There is also a nearby municipality of Krapinske Toplice (Krapina spa) with numerous thermal springs and spa tourist infrastructure. Krapina is also the birthplace of the linguist and language reformer Ljudevit Gaj. His home is now a museum where visitors can learn about his life and work.

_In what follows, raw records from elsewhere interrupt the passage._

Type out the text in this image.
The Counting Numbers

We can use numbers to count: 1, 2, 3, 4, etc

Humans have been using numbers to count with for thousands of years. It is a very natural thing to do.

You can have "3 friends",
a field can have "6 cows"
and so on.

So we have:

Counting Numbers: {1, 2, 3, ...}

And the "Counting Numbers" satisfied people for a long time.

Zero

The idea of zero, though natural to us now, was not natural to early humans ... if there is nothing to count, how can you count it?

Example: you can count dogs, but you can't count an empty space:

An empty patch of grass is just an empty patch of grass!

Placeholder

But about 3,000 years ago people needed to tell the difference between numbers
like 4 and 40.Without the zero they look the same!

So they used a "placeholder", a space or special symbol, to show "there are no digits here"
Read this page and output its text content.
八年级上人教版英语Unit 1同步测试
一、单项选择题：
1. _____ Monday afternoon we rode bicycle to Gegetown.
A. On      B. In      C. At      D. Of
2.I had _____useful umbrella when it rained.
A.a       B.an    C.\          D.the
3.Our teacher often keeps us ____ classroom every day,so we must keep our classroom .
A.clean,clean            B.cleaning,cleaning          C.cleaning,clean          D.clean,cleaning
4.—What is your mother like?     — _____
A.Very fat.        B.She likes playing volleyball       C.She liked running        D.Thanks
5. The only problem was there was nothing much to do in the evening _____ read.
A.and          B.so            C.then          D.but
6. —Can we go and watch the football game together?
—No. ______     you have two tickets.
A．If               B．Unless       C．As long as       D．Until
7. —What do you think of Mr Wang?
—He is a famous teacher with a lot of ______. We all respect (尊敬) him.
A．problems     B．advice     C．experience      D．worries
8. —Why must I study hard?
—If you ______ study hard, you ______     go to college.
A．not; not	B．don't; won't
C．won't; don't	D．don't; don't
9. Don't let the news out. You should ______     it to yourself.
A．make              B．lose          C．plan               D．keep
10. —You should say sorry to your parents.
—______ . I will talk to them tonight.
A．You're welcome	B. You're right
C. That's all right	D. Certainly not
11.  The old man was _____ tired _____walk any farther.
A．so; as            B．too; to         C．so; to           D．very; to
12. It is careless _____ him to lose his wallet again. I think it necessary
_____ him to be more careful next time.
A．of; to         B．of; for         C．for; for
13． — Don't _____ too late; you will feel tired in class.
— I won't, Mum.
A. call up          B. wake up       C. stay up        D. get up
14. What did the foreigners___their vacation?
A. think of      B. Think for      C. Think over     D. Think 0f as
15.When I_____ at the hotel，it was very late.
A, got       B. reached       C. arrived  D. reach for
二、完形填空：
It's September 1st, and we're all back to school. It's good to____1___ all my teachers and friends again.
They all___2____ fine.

Since 1997, Franciscan monastery and St. Catherine's church in Krapina are hosts of the Krapinafest, annual contemporary Christian music festival.

==Sports==
The local chapter of the HPS is HPD "Strahinjščica", which had 48 members in 1936 under the Josip Kompare presidency. Membership fell to 35 in 1937.

==Notable people==
- Ljudevit Gaj (1809–1872), was a Croatian linguist, politician, journalist, and writer
- Mirko Dražen Grmek (1924–2000), Croatian and French historian of medicine
- Josip Seissel (1904-1987), Croatian architect and urban planner

== Transportation ==
Krapina is served by the A2 freeway and state road D1. It has a train station on the R106 corridor and a bus station which also serves as a hub for the bus company "Presečki d.o.o." - the company connects Krapina with numerous towns across the county and region.